Blogger FrediFizzx said...

Wow! I wonder if David Hestenes knows about this article? This could help validate his "Zitterbewegung Interpretation of Quantum Mechanics". I sure would like to read this paper without having to pay for it. I'm a taxpayer in good standing. :-) If someone could email to fredifizzx@hotmail.com I would apreciated it.

7:31 PM, January 27, 2013

Blogger Don Foster said...

Hi Bee,
Is it known whether the phase of a given Cesium atom is unique or whether it correlates to those in its vicinity?
Thanks.

7:45 PM, January 27, 2013

Blogger Neil Bates said...

This is interesting, as more about how we can *use* a particle to tell time than it telling time within itself. A structureless particle like a muon doesn't have any known process to "mark" time (like with internal clockwork.) Hence both of these are truly mysterious:
1. Muons are unstable - decay even though no known "internal process" - pure "law" involved.
2. They are identical as best we can tell, but probabilism means some live longer than others.
Not a clockwork universe!

2:01 PM, January 30, 2013

Blogger Chris Kennedy said...

Good discussion but like Neil Bates, I think it opens the door to a bigger discussion which is:Do all of the fundamental behaviors of particles, forces and fields exist "in" time or do those very behaviors define what time actually is? If we were able to examine those precious two microseconds of muon decay closely, what would we find? Is there a fundamental behavior, taking place once or repeating itself many times over during the two microseconds before, during and after the W particle intermediate? And how does this fundamental behavior in the muon speed up or slow down if the muon experiences a velocity change and/or position change in a gravitational field? Could a moun, moving at extremely high velocity, take longer to produce a W particle, or have a longer-lived W particle, or some other behavior, simply because it has a higher velocity relative to some background field or is placing a strain on a field of its own that is being dragged along?
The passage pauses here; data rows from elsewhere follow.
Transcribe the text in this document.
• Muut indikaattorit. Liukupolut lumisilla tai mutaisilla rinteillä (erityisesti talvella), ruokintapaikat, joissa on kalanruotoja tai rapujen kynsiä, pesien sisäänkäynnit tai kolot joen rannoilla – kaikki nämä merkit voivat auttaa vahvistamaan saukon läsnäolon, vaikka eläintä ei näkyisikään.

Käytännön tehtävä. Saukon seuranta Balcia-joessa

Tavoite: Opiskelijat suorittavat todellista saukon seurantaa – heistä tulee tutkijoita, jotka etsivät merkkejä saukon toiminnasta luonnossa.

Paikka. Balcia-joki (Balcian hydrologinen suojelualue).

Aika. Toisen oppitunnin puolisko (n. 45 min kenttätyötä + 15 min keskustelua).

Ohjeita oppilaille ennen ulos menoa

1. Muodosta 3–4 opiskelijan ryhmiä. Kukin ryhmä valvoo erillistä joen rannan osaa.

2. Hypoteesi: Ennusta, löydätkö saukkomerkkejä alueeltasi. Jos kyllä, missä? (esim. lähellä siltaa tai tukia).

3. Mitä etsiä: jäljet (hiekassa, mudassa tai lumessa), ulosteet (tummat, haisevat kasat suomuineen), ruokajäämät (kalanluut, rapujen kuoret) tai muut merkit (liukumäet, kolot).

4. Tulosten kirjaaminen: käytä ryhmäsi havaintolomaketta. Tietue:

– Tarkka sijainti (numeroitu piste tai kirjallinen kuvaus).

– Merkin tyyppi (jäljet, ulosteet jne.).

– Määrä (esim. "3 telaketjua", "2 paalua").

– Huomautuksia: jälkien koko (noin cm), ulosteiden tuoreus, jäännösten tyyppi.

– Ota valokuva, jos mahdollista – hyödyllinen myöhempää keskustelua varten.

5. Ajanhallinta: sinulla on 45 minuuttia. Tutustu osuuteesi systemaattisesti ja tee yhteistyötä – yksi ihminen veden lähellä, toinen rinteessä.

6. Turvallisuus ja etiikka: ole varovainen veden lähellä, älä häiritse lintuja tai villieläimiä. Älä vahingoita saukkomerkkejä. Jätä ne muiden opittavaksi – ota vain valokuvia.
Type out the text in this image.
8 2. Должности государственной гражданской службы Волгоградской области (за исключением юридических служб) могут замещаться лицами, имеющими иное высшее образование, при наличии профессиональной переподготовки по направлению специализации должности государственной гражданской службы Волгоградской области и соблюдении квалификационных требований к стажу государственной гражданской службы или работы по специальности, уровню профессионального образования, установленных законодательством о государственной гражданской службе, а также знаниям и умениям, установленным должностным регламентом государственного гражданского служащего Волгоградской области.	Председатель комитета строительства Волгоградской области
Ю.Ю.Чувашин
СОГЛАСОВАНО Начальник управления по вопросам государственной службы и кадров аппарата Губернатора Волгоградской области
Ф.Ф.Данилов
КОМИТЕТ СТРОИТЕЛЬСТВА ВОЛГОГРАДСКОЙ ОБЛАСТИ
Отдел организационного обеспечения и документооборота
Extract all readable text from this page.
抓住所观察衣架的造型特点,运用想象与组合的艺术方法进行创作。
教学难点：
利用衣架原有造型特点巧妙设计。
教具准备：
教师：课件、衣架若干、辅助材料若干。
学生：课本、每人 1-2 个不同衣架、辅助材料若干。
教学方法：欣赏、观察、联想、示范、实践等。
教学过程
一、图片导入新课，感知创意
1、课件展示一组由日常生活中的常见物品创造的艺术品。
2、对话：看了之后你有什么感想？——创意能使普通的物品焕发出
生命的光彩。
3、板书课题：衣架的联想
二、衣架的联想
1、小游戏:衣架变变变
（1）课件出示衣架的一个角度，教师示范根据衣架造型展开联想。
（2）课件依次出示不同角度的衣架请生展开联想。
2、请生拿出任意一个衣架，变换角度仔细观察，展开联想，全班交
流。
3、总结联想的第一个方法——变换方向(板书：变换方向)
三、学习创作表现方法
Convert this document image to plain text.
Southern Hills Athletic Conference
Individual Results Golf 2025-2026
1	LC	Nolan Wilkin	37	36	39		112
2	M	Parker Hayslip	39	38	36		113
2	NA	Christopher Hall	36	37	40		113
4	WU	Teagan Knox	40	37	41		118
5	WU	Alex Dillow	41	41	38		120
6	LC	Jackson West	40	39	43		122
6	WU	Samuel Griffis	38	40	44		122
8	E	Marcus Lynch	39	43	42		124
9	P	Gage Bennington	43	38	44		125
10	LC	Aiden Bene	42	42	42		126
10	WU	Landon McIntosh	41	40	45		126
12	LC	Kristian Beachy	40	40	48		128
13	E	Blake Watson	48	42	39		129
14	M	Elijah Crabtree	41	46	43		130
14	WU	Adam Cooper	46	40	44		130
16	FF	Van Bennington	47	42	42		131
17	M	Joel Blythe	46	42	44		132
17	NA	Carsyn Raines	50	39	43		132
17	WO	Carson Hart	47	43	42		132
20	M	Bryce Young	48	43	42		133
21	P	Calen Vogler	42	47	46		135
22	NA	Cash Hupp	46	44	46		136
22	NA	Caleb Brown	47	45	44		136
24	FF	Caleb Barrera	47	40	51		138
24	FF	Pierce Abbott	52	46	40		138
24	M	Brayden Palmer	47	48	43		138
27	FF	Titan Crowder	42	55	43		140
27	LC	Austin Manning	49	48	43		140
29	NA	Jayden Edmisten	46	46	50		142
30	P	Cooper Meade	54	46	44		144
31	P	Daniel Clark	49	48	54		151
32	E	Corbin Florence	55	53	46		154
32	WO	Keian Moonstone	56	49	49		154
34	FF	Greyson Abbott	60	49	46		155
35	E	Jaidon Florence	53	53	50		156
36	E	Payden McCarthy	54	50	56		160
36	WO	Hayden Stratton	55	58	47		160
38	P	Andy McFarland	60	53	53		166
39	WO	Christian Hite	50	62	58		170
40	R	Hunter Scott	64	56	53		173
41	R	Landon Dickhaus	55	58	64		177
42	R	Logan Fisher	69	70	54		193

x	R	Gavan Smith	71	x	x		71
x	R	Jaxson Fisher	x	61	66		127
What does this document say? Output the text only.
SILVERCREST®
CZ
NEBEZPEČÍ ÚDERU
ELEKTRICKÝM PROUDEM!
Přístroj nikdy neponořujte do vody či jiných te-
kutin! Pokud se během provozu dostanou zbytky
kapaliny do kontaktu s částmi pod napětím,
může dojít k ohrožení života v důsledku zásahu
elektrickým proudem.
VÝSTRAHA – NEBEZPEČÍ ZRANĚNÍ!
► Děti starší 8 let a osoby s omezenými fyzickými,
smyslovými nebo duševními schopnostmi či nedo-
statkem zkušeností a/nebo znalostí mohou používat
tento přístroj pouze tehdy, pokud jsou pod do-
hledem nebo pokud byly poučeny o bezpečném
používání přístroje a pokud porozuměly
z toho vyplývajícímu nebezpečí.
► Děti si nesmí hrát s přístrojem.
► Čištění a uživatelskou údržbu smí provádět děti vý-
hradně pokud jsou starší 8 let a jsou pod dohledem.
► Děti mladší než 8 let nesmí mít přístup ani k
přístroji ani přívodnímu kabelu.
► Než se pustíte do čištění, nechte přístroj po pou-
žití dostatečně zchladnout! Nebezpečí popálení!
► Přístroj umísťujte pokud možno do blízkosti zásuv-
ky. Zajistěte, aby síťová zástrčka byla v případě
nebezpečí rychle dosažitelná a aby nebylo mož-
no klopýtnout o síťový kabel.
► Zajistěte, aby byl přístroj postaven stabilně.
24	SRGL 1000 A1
During high velocity, a disturbance could be created between the muon and one of its own fields, or a field it is moving through. Gravity could be creating the same net effect by having an influence on a background field, or one of the muon’s own fields as the muon remains stationary. In either event, this disturbance could slow the rate that the fundamental behaviors can occurr which we would emergently see as slower time.